Könnte bei einem guten Lauf klappen, solange ich dem anderen Polizisten und seinen Kollegen nicht direkt in die Arme laufe.
Aber wo sollte ich hin gehen? Nachhause sicher nicht. Zur Schule? Nein, ich würde mir eine andere Methode suchen müssen, um endlich den Schlussstrich ziehen zu können.
Aber jetzt ist der perfekte Moment dazu. Langsam setzte ich mich etwas aufrechter hin, damit der Blutkreislauf nicht gleich zusammenbricht, dann, als der Mann für einen Moment nicht hinsieht, stehe ich langsam auf und sprinte los.
Ich drehe mich nicht mehr um, um zu schauen ob mir jemand folgt, doch die Rufe hinter mir sind deutlich genug. Laute Schritte folgen mir über die Brücke und als ich die ersten Häuser erreiche, heulen bereits die Sirenen des Polizeiautos auf. Meine Lungen brennen und ein stechender Schmerz in meiner Seite, macht mir das Rennen, nach wenigen Minuten, beinahe unmöglich. Ich würde den Beamten in einer der Seitenstrassen abhängen müssen, doch wer sagt mir, dass er das Quartier nicht ebenso gut wie ich kennt. Ich hetze um eine Hausecke und erkenne, wie eine Frau gerade durch eine Tür in ein Haus tritt. Wenn ich diese Tür noch erwischen kann, würde ich mich vor dem Polizisten verstecken können.
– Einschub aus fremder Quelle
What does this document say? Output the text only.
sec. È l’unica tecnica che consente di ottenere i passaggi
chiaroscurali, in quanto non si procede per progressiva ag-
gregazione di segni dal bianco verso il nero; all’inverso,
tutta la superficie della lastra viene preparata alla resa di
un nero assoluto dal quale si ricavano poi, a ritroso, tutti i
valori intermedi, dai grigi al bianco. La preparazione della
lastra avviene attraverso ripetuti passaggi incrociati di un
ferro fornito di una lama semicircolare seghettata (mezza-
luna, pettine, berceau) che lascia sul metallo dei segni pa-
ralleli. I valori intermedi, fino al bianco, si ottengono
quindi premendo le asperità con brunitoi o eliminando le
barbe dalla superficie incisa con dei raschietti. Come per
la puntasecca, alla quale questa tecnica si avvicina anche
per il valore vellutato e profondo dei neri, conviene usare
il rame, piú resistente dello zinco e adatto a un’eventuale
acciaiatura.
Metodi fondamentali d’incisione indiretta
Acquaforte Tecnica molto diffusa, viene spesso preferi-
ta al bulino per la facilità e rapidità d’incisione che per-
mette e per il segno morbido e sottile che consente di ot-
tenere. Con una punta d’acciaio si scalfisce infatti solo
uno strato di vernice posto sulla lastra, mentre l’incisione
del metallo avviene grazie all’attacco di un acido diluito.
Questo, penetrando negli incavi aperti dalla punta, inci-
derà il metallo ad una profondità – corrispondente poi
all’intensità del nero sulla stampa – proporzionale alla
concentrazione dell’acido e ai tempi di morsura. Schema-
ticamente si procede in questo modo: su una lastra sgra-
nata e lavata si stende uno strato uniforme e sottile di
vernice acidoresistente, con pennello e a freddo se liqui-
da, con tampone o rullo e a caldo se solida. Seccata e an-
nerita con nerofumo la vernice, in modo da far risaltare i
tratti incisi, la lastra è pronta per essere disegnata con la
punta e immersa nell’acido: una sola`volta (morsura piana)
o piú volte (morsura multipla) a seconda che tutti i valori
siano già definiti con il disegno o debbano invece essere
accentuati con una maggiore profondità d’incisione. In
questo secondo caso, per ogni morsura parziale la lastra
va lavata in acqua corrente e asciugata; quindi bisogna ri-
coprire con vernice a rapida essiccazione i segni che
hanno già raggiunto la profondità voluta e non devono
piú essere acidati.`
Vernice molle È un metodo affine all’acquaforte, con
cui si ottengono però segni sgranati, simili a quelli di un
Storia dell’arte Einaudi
Mit einem letzten Kraftaufwand stürze ich auf die Tür zu und zwänge mich hindurch, bevor sie sich vollständig schliesst, dann renne ich geduckt weiter die Treppe hinab, in der Hoffnung, dass es hier vielleicht einen Versteckort für mich gibt.
Die Schritte des Polizisten verhallen draussen zwischen den steilen Hauswänden, als er weiter rennt.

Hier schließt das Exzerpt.